Hintergrund ist die von vielen Seiten kritisierte Entscheidung der Vergabekammer Baden-Württemberg vom 13. Juli 2022 (Az. 1 VK 23/22). Sie hatte in einem Vergabeverfahren entschieden, dass in der EU ansässige Tochtergesellschaften US-amerikanischer Konzerne nicht an öffentlichen Vergaben teilnehmen dürfen, wenn Vergabegegenstand die Verarbeitung von personenbezogenen Daten ist. Zur Begründung wurde angeführt, dass damit eine unzulässige Datenübermittlung in die USA einhergeht, was wiederum gegen die Datenschutz-Grundverordnung (DS-GVO) verstoße.

Diese Entscheidung haben die Karlsruher Richter innerhalb von nur acht Wochen nun kassiert und die Entscheidung der Vergabekammer bereits rechtskräftig aufgehoben (Az. 15 Verg 8/22). Das Oberlandesgericht hat Vergaben an Tochtergesellschaften von nicht in der EU ansässigen Unternehmen damit aber keinen Freibrief ausgestellt: Es kommt wie so oft in der Juristerei auf die Umstände des Einzelfalls an. Im konkreten Fall hatte die luxemburgische Anbieterin zugesichert, Daten ausschließlich innerhalb Deutschlands zu verarbeiten und zu speichern. „Erst wenn sich aufgrund konkreter Anhaltspunkte Zweifel daran ergeben, muss der öffentliche Auftraggeber ergänzende Informationen einholen und die Erfüllbarkeit des Leistungsversprechens prüfen“, heißt es dazu in der Pressemitteilung. Und weiter: „Sie müssen nicht damit rechnen, dass die luxemburgische Gesellschaft vertragswidrige und gegen europäisches Recht verstoßende Weisungen befolgen und personenbezogene Daten in die USA übermitteln wird.“ Allein die Tatsache, ein Tochterunternehmen eines US-amerikanischen Konzerns zu sein, reicht für einen Vergabeausschluss also noch nicht.

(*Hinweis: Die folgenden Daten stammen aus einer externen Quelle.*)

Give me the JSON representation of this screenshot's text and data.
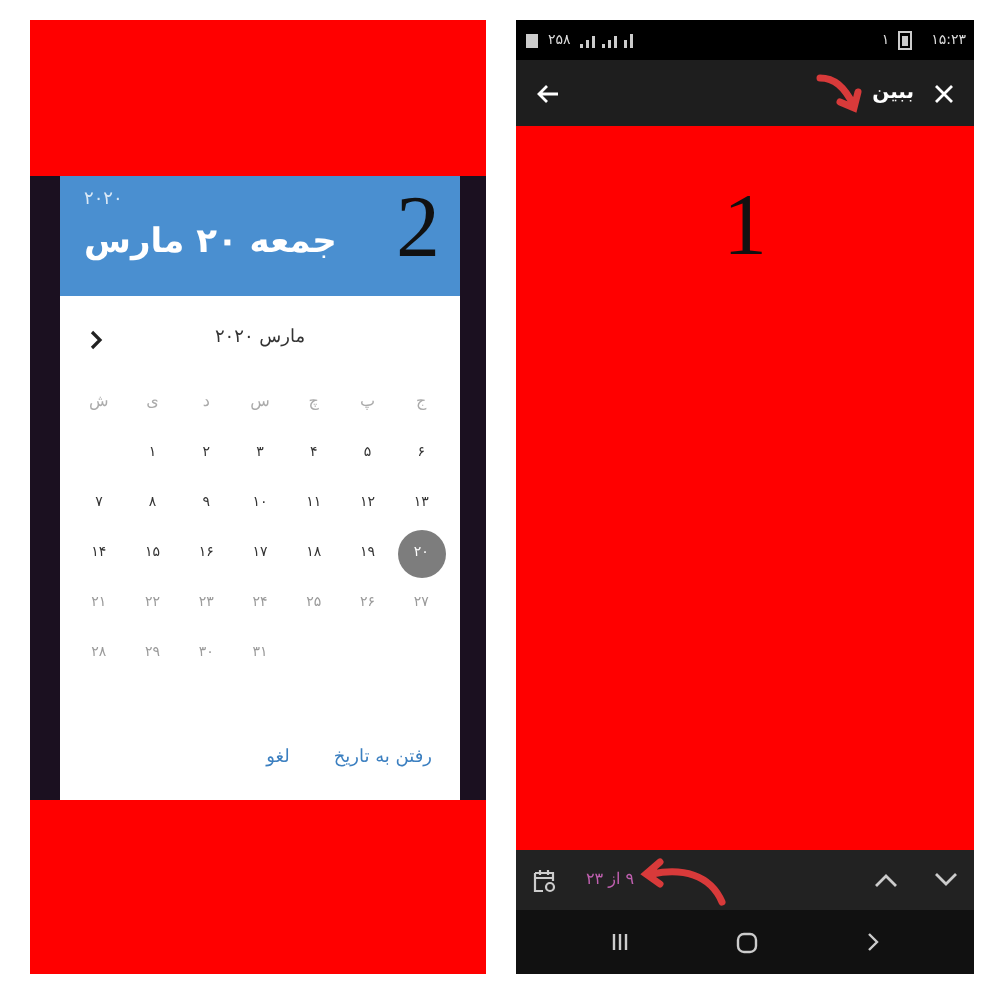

Bereits zuvor war die Entscheidung der Vergabekammer von etlichen Seiten kritisiert worden. Der Landesbeauftragte für Datenschutz und Informationssicherheit sah „die von der Vergabekammer vorgenommene Gleichsetzung von Zugriffsrisiko und Übermittlung (als Verarbeitungsform nach Art. 4 Nr. 2 DS-GVO) rechtlich zweifelhaft“. Auch er verweist darauf, dass anhand eines jeden Einzelfalls über die datenschutzrechtliche Zulässigkeit befunden werden muss und hält laut einer Pressemitteilung an „Maßgaben seiner Orientierungshilfe zu Datentransfers fest; nach wie vor sind einzelfallbezogene Alternativprüfungen und nicht pauschale Transferverbote das Mittel der Wahl, die Vorgaben der DS-GVO bestmöglich umzusetzen“.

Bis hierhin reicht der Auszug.